Speed Six (4.0 / 4.2 inline six)

  • Camshaft and finger-follower wear is the well-known weak point; ask for evidence of preventative work or a recent top-end rebuild.
  • Oil pressure should be at least around 3 bar at hot idle — significantly less and the bottom end may already be on borrowed time.
  • Any history of overheating is a serious red flag.

AJP8 (4.2 / 4.5 V8)

  • Coil pack failures cause misfires; check each cylinder is contributing.
  • Water pump weeps are common — inspect the front of the engine for coolant trails.
  • Dry-sump oil leaks at hoses and fittings.
  • Brakes — AP calipers should be free-moving and leak-free.
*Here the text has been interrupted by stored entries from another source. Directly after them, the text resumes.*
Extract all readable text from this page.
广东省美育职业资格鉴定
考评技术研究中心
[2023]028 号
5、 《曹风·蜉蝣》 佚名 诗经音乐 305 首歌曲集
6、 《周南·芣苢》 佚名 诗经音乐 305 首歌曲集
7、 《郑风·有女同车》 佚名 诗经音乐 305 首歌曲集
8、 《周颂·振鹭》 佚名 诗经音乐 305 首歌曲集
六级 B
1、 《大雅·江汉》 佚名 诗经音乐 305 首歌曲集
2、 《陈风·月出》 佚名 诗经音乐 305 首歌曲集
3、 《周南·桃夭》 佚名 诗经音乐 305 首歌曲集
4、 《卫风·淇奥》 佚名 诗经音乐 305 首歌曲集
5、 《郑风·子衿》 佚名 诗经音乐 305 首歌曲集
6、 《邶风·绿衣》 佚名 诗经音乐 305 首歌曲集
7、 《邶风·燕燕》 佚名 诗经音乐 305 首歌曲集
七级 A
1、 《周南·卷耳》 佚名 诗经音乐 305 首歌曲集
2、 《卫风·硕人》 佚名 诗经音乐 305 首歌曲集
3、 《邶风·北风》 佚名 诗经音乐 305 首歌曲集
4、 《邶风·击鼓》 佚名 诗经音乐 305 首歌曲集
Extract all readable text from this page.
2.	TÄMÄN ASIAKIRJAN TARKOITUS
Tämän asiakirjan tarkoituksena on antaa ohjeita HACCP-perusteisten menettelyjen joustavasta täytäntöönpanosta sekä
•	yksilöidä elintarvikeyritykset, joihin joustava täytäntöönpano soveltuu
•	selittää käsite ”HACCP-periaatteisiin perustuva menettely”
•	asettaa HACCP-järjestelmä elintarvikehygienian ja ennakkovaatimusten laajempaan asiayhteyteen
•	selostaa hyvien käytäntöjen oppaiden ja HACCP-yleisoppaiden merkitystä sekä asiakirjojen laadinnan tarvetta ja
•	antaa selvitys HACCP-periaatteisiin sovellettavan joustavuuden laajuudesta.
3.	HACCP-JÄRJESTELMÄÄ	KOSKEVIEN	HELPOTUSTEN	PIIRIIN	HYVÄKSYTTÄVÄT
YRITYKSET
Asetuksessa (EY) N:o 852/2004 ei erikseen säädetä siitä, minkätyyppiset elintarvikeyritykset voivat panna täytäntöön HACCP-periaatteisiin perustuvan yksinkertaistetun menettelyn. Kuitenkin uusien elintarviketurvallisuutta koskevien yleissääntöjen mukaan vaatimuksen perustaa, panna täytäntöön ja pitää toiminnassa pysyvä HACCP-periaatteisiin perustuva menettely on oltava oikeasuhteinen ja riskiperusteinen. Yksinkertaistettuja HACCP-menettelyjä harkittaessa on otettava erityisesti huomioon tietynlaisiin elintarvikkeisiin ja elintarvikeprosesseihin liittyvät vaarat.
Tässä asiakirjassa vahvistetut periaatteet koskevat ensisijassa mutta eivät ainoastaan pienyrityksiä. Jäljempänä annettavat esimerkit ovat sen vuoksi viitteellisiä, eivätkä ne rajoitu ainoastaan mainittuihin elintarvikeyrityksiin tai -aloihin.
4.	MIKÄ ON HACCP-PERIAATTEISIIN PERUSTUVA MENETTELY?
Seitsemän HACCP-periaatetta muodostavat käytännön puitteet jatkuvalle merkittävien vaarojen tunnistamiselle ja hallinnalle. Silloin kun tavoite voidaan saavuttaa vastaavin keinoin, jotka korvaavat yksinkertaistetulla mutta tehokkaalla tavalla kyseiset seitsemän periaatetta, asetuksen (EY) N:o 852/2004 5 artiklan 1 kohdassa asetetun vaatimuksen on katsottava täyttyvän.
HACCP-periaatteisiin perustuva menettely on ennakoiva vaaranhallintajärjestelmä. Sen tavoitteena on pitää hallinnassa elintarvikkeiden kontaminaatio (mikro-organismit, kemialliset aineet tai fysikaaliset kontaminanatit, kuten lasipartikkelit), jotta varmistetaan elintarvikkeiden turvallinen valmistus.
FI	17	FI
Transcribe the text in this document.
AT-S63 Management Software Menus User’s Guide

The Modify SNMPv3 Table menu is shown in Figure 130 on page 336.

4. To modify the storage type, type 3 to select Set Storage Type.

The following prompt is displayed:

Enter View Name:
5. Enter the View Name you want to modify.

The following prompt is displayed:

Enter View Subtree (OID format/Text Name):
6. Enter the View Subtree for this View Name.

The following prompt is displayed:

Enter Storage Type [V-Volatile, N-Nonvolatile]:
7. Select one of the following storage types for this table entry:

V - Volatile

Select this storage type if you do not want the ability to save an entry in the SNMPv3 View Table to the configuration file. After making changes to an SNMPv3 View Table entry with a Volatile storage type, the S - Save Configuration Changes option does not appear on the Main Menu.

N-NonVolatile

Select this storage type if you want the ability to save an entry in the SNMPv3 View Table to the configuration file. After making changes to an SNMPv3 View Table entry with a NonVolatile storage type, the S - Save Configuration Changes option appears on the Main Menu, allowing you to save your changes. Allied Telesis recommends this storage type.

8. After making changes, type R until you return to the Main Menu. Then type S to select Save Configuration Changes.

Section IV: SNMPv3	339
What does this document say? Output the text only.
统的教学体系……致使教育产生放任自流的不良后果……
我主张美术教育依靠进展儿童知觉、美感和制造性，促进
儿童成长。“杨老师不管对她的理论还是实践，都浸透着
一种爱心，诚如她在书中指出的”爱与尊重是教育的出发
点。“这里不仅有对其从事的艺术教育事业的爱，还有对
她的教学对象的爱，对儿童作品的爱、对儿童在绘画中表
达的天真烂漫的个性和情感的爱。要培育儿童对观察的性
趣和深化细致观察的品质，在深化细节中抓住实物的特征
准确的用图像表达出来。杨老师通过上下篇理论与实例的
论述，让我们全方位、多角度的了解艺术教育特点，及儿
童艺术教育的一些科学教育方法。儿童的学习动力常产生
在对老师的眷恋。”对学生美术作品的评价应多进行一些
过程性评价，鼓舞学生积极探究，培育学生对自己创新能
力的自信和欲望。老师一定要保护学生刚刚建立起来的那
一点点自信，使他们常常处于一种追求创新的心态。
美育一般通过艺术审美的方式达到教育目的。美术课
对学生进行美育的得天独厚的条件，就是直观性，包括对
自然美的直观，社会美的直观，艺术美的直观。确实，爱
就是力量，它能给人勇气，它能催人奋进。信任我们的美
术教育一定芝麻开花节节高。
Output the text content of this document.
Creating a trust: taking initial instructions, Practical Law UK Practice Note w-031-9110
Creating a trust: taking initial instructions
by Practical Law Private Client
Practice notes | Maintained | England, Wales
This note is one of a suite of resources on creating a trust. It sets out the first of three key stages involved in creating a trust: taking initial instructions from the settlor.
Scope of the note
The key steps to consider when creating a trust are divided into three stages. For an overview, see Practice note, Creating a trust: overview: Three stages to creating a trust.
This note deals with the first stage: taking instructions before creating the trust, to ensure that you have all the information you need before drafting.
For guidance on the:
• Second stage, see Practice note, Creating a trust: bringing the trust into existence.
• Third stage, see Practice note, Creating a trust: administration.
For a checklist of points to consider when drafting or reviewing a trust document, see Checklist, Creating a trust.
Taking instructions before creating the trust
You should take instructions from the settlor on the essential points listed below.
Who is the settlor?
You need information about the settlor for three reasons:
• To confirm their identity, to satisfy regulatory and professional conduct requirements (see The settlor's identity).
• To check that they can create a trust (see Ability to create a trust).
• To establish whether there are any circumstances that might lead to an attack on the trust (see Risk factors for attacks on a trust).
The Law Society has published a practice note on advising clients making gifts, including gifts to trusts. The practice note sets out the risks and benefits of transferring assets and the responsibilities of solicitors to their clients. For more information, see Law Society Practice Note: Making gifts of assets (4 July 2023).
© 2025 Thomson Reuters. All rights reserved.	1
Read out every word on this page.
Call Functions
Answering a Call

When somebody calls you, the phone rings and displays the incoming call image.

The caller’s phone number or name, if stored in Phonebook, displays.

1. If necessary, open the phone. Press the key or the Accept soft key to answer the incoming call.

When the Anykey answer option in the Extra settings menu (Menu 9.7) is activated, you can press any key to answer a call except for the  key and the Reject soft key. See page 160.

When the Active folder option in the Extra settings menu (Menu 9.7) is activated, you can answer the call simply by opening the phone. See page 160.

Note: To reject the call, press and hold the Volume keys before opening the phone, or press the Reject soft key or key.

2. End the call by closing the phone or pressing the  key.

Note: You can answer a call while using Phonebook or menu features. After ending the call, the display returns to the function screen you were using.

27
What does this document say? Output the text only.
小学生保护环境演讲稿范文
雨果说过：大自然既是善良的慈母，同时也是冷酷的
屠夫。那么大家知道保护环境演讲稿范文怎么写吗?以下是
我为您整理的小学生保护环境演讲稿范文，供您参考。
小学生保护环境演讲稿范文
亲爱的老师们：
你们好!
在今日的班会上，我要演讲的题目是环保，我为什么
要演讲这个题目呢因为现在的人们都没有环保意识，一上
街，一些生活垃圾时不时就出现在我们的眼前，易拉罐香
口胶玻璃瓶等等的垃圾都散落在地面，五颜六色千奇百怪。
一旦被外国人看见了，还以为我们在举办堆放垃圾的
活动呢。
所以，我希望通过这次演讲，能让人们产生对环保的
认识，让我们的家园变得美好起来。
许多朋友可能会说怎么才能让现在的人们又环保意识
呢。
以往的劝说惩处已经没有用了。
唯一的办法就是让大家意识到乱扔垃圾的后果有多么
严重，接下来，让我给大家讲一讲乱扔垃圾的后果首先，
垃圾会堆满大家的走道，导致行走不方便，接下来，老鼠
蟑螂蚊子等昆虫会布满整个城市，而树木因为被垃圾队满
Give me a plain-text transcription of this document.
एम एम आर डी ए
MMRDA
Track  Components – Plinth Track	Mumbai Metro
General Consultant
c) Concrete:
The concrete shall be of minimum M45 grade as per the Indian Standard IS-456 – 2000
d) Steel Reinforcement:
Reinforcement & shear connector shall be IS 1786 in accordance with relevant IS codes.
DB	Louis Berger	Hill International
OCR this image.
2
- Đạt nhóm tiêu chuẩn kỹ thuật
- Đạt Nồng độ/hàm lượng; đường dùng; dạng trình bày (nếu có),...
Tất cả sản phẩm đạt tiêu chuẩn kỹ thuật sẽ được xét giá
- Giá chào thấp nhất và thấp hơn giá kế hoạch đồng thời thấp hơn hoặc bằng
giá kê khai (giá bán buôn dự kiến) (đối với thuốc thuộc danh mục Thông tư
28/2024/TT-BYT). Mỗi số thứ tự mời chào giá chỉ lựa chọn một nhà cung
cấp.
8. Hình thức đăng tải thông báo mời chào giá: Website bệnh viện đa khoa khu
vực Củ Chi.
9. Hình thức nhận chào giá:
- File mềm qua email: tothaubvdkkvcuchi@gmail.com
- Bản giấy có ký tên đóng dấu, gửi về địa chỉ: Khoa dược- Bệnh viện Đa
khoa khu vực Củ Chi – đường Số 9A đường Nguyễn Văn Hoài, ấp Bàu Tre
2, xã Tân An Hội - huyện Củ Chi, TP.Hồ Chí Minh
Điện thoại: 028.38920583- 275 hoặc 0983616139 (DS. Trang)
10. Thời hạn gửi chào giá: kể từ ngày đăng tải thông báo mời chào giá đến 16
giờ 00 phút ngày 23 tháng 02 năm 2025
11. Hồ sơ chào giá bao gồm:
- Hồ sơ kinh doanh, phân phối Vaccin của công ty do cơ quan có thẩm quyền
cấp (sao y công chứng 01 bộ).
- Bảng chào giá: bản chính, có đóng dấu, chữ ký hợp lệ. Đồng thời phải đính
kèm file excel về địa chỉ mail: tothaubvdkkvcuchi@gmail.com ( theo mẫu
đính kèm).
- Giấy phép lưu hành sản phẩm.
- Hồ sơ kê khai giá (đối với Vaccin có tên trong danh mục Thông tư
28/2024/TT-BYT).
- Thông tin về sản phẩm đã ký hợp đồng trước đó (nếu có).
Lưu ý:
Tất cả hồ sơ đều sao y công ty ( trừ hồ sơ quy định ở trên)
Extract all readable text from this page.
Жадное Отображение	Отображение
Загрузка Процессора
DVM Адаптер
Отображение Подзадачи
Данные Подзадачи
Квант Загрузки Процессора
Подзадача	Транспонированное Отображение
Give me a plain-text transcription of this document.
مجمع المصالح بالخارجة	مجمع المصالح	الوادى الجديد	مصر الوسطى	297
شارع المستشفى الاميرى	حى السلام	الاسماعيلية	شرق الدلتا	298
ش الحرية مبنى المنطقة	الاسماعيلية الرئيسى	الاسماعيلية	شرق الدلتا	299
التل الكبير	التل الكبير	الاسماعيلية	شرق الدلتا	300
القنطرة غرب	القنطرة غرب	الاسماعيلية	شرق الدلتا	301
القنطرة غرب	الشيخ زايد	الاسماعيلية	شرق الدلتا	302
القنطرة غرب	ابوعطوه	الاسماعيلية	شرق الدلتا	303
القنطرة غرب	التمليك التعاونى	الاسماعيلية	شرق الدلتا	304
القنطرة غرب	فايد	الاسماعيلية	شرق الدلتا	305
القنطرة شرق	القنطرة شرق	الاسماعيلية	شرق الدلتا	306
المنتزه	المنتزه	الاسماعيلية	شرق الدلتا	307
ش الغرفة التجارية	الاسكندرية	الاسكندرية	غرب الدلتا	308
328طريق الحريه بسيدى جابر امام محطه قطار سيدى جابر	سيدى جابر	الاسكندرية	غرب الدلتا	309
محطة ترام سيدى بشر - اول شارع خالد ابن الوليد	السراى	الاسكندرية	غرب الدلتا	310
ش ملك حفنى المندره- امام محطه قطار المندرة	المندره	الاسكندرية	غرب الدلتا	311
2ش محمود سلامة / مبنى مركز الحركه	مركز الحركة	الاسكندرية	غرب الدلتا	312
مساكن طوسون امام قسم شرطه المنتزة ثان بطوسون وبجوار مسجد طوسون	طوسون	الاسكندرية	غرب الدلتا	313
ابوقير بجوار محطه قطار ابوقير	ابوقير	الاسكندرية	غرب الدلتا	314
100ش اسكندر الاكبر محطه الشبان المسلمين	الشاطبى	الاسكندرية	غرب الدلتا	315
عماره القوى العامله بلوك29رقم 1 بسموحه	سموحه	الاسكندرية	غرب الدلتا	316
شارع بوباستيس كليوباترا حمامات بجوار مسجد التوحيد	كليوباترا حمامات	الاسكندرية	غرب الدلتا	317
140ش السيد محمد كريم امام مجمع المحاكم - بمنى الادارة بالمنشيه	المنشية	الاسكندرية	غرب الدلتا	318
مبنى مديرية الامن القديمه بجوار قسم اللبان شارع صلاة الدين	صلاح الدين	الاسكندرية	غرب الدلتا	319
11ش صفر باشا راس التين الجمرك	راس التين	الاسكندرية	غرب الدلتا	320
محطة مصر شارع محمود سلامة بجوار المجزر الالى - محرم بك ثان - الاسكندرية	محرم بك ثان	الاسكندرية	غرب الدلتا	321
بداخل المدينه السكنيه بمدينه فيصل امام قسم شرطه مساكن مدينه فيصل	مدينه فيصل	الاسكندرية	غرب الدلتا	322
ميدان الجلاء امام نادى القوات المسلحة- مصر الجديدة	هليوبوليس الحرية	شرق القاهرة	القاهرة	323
The brake servo is a known failure item (see the servo cross-reference pages).
  • 2+2 interior — rear seats often unused but check for cracked leather; dashboard instruments are LED-based and individual segments can fail.
  • Doors and seals — water ingress is common; inspect carpets, footwells and around the rear bulkhead.
  • Facelift identification — post-2000 cars wear Tuscan-style headlamps.
VariantNotes
4.2 AJP8Most common; good balance of power and tractability
4.5 AJP8More power; Red Rose option quoted at around 440 bhp
Speed Six4.0 inline-six; rebuilds can be expensive
LightweightOptional package on the 4.5 with lighter body panels
ModelTypical range (GBP)
4.212,000 – 22,000
4.515,000 – 28,000
Speed Six14,000 – 25,000
Red Rose20,000 – 35,000+

Budget for ongoing maintenance — a cheap TVR is rarely cheap to keep.

ItemTypical cost (GBP)
Basic service400 – 800
Full service800 – 1,500
Speed Six engine rebuild3,000 – 6,000
AJP8 engine rebuild4,000 – 8,000
Chassis restoration3,000 – 8,000

Safety-critical systems — brakes, fuel lines, suspension and steering — should always be checked by a competent specialist before the car is used in anger. A pre-purchase inspection by a known TVR specialist typically pays for itself many times over on cars at this price point.

Compiled from community buyer’s guides and forum knowledge — always verify against an independent inspection and the latest market data before committing to a purchase.